Un nouvel acheteur agressif face à un leader plus mesuré
La société japonaise Metaplanet a intensifié sa stratégie d’allocation en Bitcoin au 2e trimestre 2026, en ajoutant 2 823 BTC et en portant ses avoirs totaux à 43 000 BTC. Selon les éléments communiqués, l’entreprise décroche désormais la 3e place des détentions d’entreprise. En regard, le leader du secteur — désigné comme Strategy — demeure largement en tête avec 847 363 BTC, mais adopte une posture plus prudente sur le plan financier.
Le contraste est net. D’un côté, Metaplanet met à profit un environnement marqué par l’affaiblissement du yen pour densifier ses réserves numériques. De l’autre, Strategy a d’abord cédé 32 BTC début juin avant de reprendre ses achats, tout en mettant l’accent sur le renforcement du bilan : 1,5 Md$ de rachat de notes convertibles 2029 pour 1,38 Md$ en numéraire, et une réserve de liquidités portée à 1,4 Md$. Ce repositionnement vise explicitement la stabilité de la structure de financement.

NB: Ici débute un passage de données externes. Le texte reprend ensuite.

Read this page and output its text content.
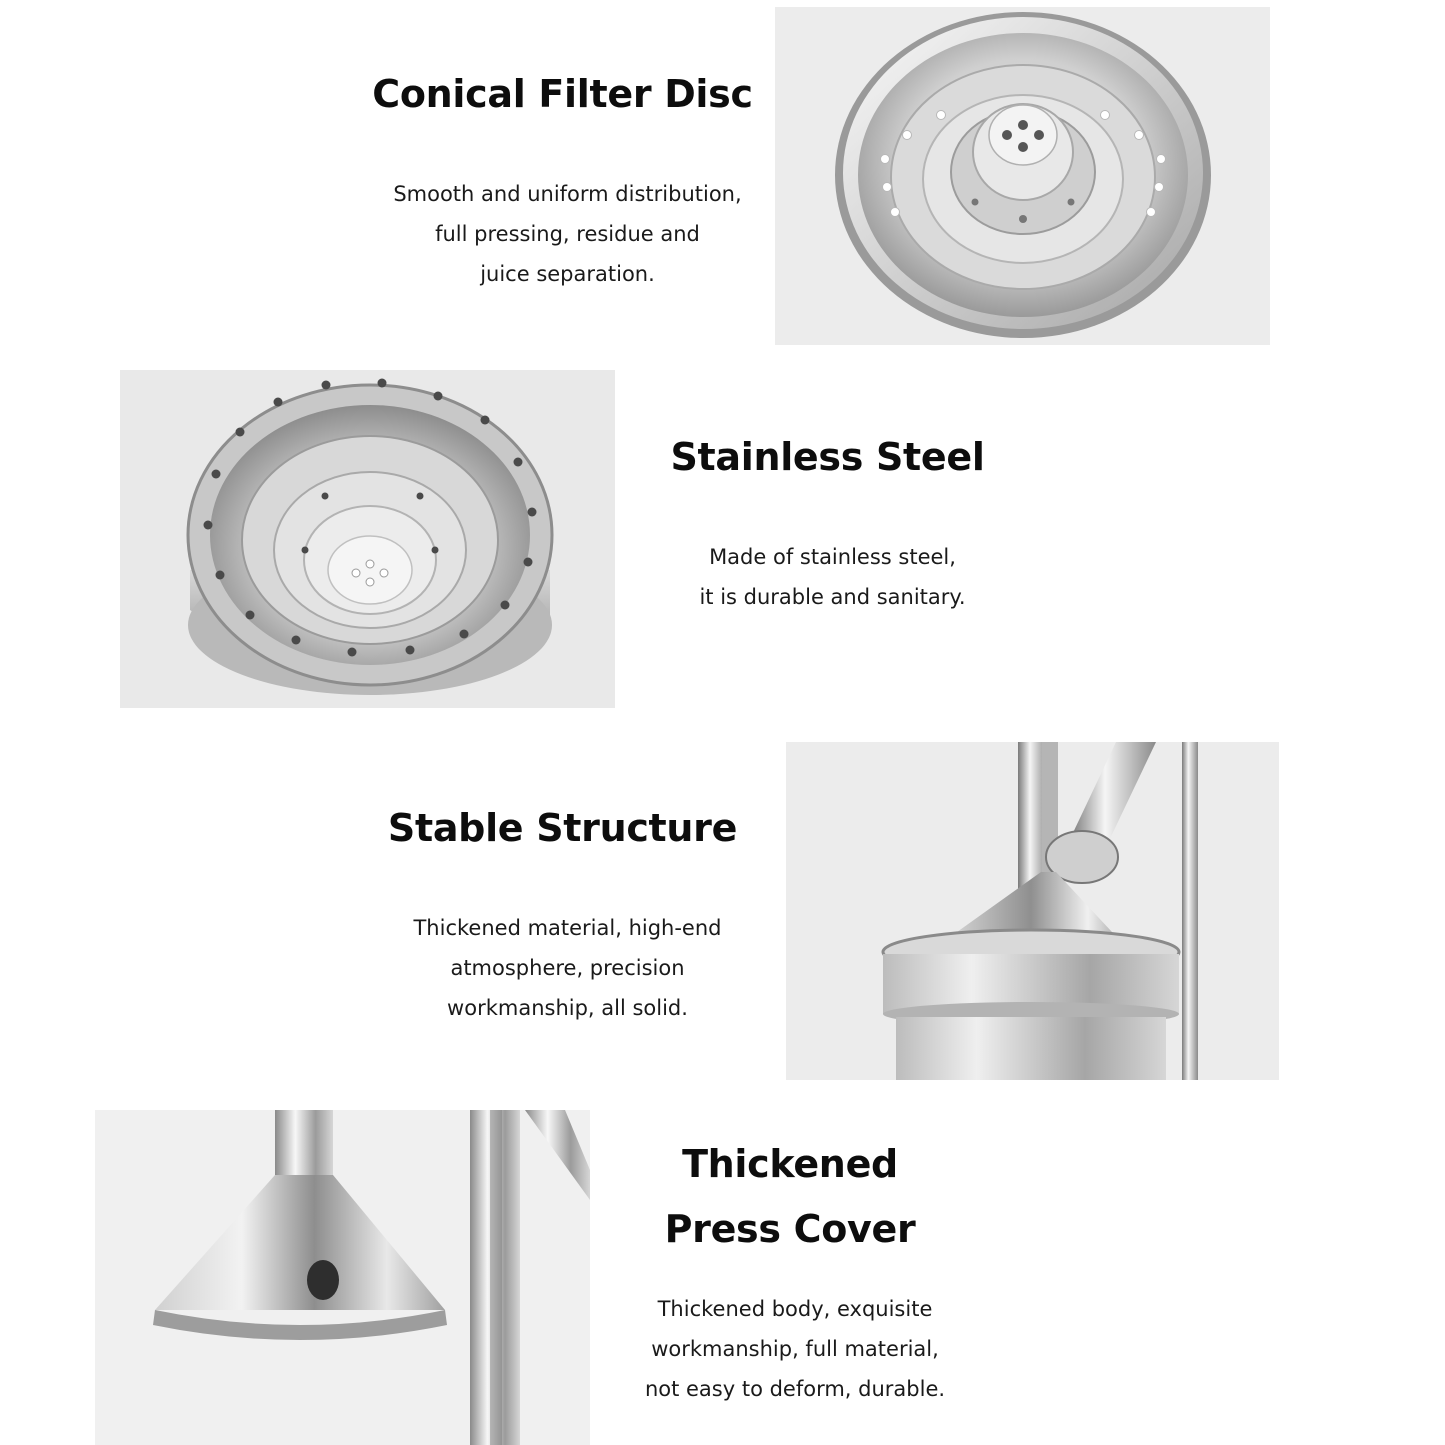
Conical Filter Disc
Smooth and uniform distribution,
full pressing, residue and
juice separation.
Stainless Steel
Made of stainless steel,
it is durable and sanitary.
Stable Structure
Thickened material, high-end
atmosphere, precision
workmanship, all solid.
Thickened
Press Cover
Thickened body, exquisite
workmanship, full material,
not easy to deform, durable.
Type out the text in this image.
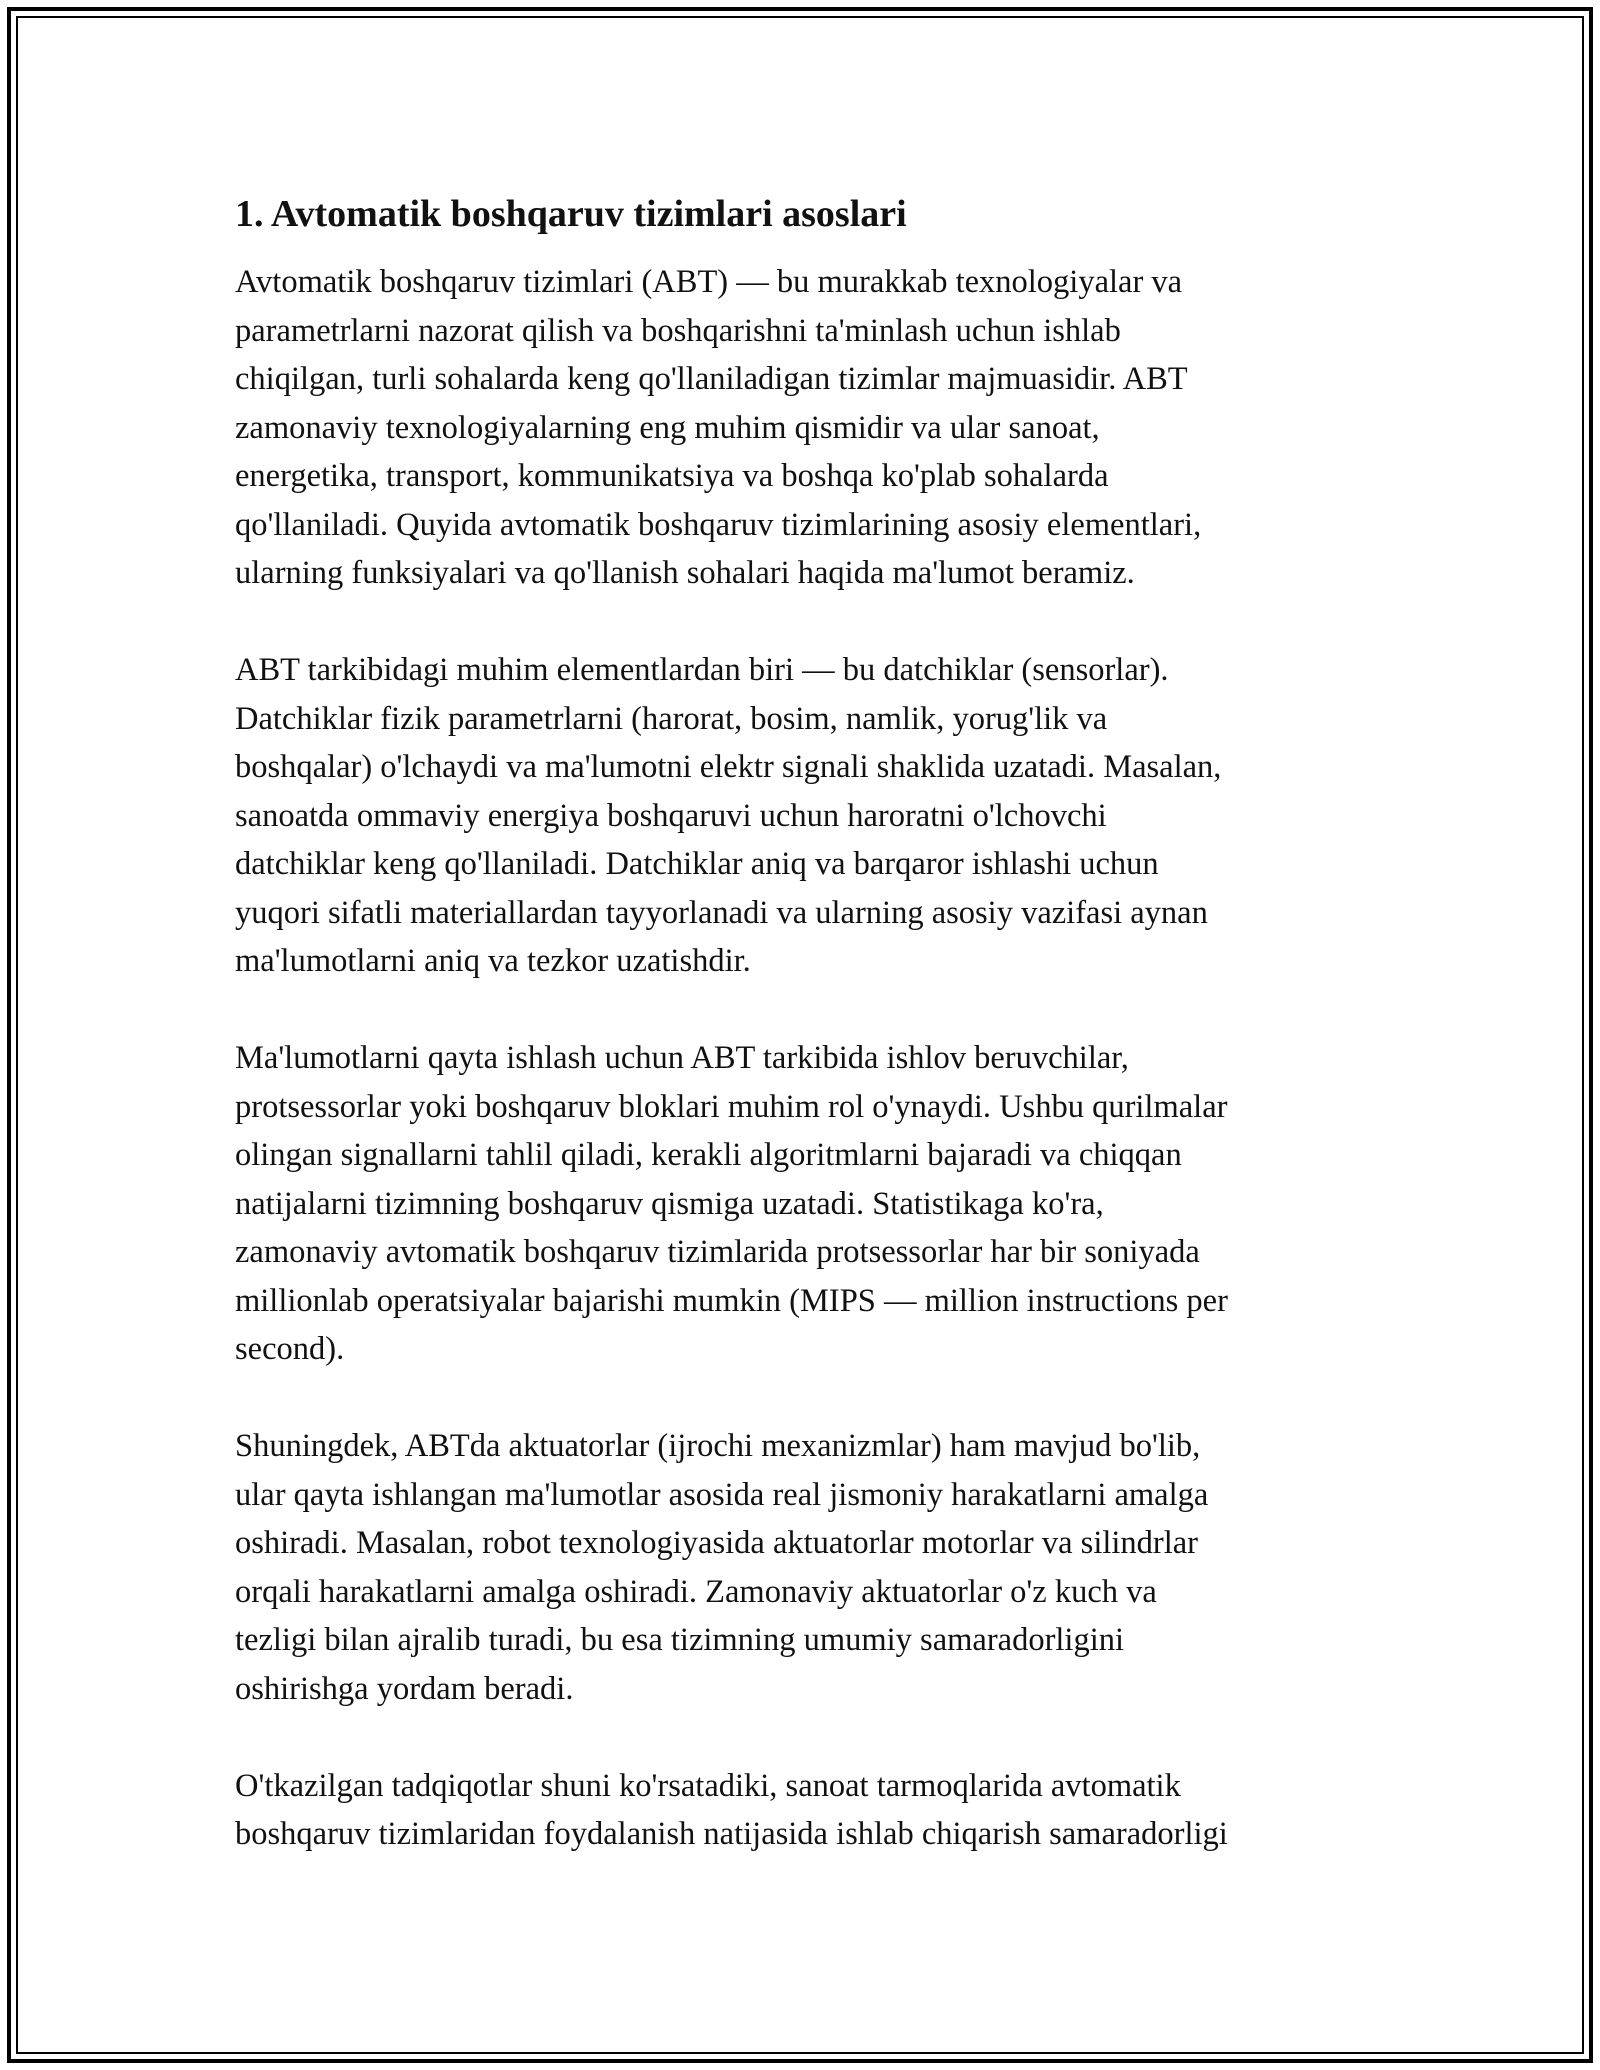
1. Avtomatik boshqaruv tizimlari asoslari
Avtomatik boshqaruv tizimlari (ABT) — bu murakkab texnologiyalar va
parametrlarni nazorat qilish va boshqarishni ta'minlash uchun ishlab
chiqilgan, turli sohalarda keng qo'llaniladigan tizimlar majmuasidir. ABT
zamonaviy texnologiyalarning eng muhim qismidir va ular sanoat,
energetika, transport, kommunikatsiya va boshqa ko'plab sohalarda
qo'llaniladi. Quyida avtomatik boshqaruv tizimlarining asosiy elementlari,
ularning funksiyalari va qo'llanish sohalari haqida ma'lumot beramiz.
ABT tarkibidagi muhim elementlardan biri — bu datchiklar (sensorlar).
Datchiklar fizik parametrlarni (harorat, bosim, namlik, yorug'lik va
boshqalar) o'lchaydi va ma'lumotni elektr signali shaklida uzatadi. Masalan,
sanoatda ommaviy energiya boshqaruvi uchun haroratni o'lchovchi
datchiklar keng qo'llaniladi. Datchiklar aniq va barqaror ishlashi uchun
yuqori sifatli materiallardan tayyorlanadi va ularning asosiy vazifasi aynan
ma'lumotlarni aniq va tezkor uzatishdir.
Ma'lumotlarni qayta ishlash uchun ABT tarkibida ishlov beruvchilar,
protsessorlar yoki boshqaruv bloklari muhim rol o'ynaydi. Ushbu qurilmalar
olingan signallarni tahlil qiladi, kerakli algoritmlarni bajaradi va chiqqan
natijalarni tizimning boshqaruv qismiga uzatadi. Statistikaga ko'ra,
zamonaviy avtomatik boshqaruv tizimlarida protsessorlar har bir soniyada
millionlab operatsiyalar bajarishi mumkin (MIPS — million instructions per
second).
Shuningdek, ABTda aktuatorlar (ijrochi mexanizmlar) ham mavjud bo'lib,
ular qayta ishlangan ma'lumotlar asosida real jismoniy harakatlarni amalga
oshiradi. Masalan, robot texnologiyasida aktuatorlar motorlar va silindrlar
orqali harakatlarni amalga oshiradi. Zamonaviy aktuatorlar o'z kuch va
tezligi bilan ajralib turadi, bu esa tizimning umumiy samaradorligini
oshirishga yordam beradi.
O'tkazilgan tadqiqotlar shuni ko'rsatadiki, sanoat tarmoqlarida avtomatik
boshqaruv tizimlaridan foydalanish natijasida ishlab chiqarish samaradorligi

Coûts d’acquisition et rendement en BTC : les métriques à suivre
Metaplanet indique un coût d’acquisition moyen trimestriel d’environ 12,71 millions de yens par BTC, ramené à 12,09 millions en tenant compte des revenus issus de son activité dite de « Bitcoin Income Generation ». La société publie un indicateur interne, le BTC Yield, à 9,6 %, présenté comme un taux de croissance du nombre de bitcoins par action. Ce type de mesure reste propre à l’émetteur : utile pour suivre la trajectoire d’accumulation, il ne remplace pas une analyse de risque complète (volatilité, liquidité, change).

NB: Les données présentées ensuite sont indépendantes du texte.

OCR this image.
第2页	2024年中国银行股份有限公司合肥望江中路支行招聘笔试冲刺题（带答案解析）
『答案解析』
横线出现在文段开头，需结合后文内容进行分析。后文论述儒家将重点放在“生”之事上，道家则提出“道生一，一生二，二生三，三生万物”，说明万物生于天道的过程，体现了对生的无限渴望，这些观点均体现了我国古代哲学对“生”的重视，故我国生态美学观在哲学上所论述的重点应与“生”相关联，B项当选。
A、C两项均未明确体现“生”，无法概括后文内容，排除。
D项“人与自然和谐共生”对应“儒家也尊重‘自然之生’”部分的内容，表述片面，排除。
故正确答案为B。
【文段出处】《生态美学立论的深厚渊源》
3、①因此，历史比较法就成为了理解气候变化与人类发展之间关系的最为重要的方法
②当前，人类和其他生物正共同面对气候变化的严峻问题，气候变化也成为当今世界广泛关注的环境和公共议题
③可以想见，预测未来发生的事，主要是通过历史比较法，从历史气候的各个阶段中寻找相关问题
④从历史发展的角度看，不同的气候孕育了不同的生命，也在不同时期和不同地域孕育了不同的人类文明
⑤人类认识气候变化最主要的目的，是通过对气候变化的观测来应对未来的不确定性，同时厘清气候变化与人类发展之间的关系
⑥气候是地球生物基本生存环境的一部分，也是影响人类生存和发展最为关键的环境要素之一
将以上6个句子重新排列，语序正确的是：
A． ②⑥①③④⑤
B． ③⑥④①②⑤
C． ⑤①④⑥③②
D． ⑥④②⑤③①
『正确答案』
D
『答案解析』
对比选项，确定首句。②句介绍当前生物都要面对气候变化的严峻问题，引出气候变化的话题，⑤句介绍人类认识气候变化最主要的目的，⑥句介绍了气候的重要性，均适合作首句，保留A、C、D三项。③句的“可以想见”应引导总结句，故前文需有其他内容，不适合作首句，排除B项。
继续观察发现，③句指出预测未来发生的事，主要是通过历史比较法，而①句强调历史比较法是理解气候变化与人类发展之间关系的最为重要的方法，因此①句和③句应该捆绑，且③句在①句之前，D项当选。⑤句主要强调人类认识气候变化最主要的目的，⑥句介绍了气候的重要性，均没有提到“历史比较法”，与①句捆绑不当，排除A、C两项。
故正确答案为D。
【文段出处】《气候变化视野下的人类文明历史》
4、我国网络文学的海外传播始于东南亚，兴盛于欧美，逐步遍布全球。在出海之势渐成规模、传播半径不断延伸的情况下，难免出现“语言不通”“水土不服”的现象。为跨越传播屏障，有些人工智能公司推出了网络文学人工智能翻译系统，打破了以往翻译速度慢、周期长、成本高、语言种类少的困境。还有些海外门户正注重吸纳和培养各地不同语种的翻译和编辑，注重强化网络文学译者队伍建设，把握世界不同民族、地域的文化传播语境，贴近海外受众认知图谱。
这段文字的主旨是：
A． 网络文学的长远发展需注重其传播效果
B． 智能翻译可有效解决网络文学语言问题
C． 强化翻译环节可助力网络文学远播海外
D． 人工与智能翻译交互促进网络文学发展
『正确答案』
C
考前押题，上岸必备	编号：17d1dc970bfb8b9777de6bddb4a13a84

| Entreprise | BTC détenus | Mouvements récents | Trésorerie/Dette |
|---|---|---|---|
| Metaplanet | 43 000 | +2 823 BTC au T2 2026 | Coût moyen ~12,71 M¥/BTC (12,09 M¥ ajusté) |
| Strategy | 847 363 | Vente de 32 BTC puis reprise des achats | Rachat de notes 1,5 Md$ pour 1,38 Md$ en cash; réserve 1,4 Md$ |
Yen sous pression, bilan sous contrôle : deux réponses au même choc
Le fil conducteur tient à la devise. La chute du yen modifie l’arbitrage pour un acteur coté à Tokyo : convertir des yens en actifs libellés en dollars (ou perçus comme tels par le marché) peut être vu comme une couverture de change. À l’inverse, Strategy privilégie la robustesse de sa réserve de dollars et la réduction du risque bilanciel en rachetant de la dette convertible. Deux lectures d’un même besoin de résilience : l’une par la quantité de BTC accumulés, l’autre par la qualité du financement.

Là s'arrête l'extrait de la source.